Page 34, section 6.6., 3rd paragraph, 1st sentence: delete "Lets" or replace
it with "Let's".  Change "his" to "its".

Page 34, section 6.6., 3rd paragraph, 2nd sentence: append "the" after
"rewrite".

Page 34, section 6.6, 4th paragraph, 1st sentence: append "to" after
"refer".

Page 36, section 7, 1st sentence: change "operation specific" to
"operation-specific".  Change "that" to "which".

Page 36, section 7.1, 2nd paragraph: append "the" after "defined in".

Page 36-37, section 7.2, each bullet item: I think the "as part of
fulfilling the deletion request" can be safely left out in all cases.  It
should be obvious from the lead-in material that these rules only apply in
that case.

Page 37, "SED Groups" rule, 3rd sentence: append "to" after "relating".

Page 38, section 7.4, 1st paragraph, 1st sentence: replace "whom" with
"which".  Append "to" after "refer".

Page 38, section 7.4, 2nd paragraph, 3rd sentence: replace "the the" with
just one "the".

Page 38, section 7.5, 1st paragraph, 1st sentence: replace "whom" with
"which".  Append "to" after "refer".

Page 38, section 7.5, 1st paragraph, 3rd sentence: replace "Offers" with
"Offer".

Page 39, section 7.6, 1st paragraph, 1st sentence: insert "the" before
"Get".  Delete the comma after "status" and replace it with "and".
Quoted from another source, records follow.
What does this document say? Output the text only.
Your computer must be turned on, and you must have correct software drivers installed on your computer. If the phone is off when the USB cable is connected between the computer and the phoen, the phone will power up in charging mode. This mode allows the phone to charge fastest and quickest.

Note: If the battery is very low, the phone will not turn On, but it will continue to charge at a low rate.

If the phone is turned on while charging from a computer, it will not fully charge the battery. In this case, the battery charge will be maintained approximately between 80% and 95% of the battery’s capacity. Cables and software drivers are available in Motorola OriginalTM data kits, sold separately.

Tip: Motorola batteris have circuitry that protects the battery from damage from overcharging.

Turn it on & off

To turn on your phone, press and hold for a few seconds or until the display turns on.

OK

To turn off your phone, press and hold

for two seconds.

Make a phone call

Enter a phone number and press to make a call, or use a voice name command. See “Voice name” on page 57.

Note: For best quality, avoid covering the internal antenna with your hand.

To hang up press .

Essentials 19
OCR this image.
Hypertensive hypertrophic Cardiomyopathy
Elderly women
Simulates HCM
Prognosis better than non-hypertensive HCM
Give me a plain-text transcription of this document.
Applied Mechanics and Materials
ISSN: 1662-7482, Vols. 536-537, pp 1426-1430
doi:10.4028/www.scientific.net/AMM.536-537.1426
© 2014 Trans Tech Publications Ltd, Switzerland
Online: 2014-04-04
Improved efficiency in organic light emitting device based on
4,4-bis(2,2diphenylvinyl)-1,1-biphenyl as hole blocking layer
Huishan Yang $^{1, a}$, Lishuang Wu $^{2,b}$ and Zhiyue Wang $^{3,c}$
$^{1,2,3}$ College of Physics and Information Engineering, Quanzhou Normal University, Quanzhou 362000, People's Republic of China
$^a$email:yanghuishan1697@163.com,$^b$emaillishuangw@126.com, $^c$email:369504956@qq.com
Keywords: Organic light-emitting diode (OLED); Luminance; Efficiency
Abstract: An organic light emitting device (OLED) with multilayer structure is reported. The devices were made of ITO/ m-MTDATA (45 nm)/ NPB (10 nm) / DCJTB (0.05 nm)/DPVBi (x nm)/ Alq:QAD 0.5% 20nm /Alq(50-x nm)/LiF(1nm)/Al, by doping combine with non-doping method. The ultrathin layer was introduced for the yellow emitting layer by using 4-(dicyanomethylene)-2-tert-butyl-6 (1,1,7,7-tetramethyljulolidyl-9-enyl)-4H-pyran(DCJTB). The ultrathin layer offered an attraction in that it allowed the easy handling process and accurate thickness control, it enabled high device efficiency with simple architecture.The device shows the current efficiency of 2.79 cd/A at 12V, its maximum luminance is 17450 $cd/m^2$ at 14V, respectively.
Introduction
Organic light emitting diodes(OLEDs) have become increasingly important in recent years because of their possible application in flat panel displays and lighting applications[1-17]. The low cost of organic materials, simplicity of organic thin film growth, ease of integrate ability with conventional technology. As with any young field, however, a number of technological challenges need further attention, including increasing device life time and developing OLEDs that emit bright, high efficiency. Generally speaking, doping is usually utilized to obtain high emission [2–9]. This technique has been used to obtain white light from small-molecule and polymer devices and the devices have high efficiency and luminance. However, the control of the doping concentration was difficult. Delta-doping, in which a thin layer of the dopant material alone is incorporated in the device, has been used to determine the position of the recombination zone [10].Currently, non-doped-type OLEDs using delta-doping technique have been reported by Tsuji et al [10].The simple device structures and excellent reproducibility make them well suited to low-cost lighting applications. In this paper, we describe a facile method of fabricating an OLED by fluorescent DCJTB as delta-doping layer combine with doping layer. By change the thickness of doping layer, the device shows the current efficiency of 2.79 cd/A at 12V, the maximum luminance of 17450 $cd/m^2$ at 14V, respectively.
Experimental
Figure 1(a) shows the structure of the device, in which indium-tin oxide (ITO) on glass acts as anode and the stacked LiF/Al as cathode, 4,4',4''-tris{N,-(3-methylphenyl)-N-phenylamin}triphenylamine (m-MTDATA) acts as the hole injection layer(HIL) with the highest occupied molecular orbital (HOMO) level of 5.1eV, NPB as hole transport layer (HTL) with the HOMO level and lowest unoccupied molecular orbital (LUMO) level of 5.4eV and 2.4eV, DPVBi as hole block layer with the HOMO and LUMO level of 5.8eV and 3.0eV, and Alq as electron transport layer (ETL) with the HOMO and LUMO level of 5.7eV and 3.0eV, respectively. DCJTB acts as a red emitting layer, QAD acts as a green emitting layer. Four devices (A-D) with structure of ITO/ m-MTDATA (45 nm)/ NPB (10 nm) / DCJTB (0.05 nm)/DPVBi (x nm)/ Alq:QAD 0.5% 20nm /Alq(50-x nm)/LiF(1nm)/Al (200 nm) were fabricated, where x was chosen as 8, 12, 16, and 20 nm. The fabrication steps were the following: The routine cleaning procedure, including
Page 39, section 7.6, 2nd paragraph, 2nd sentence: append "the" after
"defined in".

Page 41, section 9.3.1, 1st paragraph, 1st sentence: insert "An" before the
sentence.  

Page 41, section 9.3.1, 1st paragraph, 2nd sentence: you should probably put
references here ([XML], [SOAP]) instead of raw URLs to their specifications.
Change "on-the wire" to "on-the-wire".

Page 42, 1st partial paragraph, 1st whole sentence: delete "and" after
"completing one".

Page 42, section 9.5: change the section title to "Non-repudiation" in line
with RFC 5280 usage.

Page 43, section 9.7, 3rd sentence: insert "a" before "man-in-the-middle".
However, see related item in the "Minor Issues" section.

Page 44, 2nd paragraph, 1st sentence: delete the comma after "string".

Page 44, 3rd paragraph: change "well known" to "well-known".

Page 52, section 13: put a paragraph on the end of the section.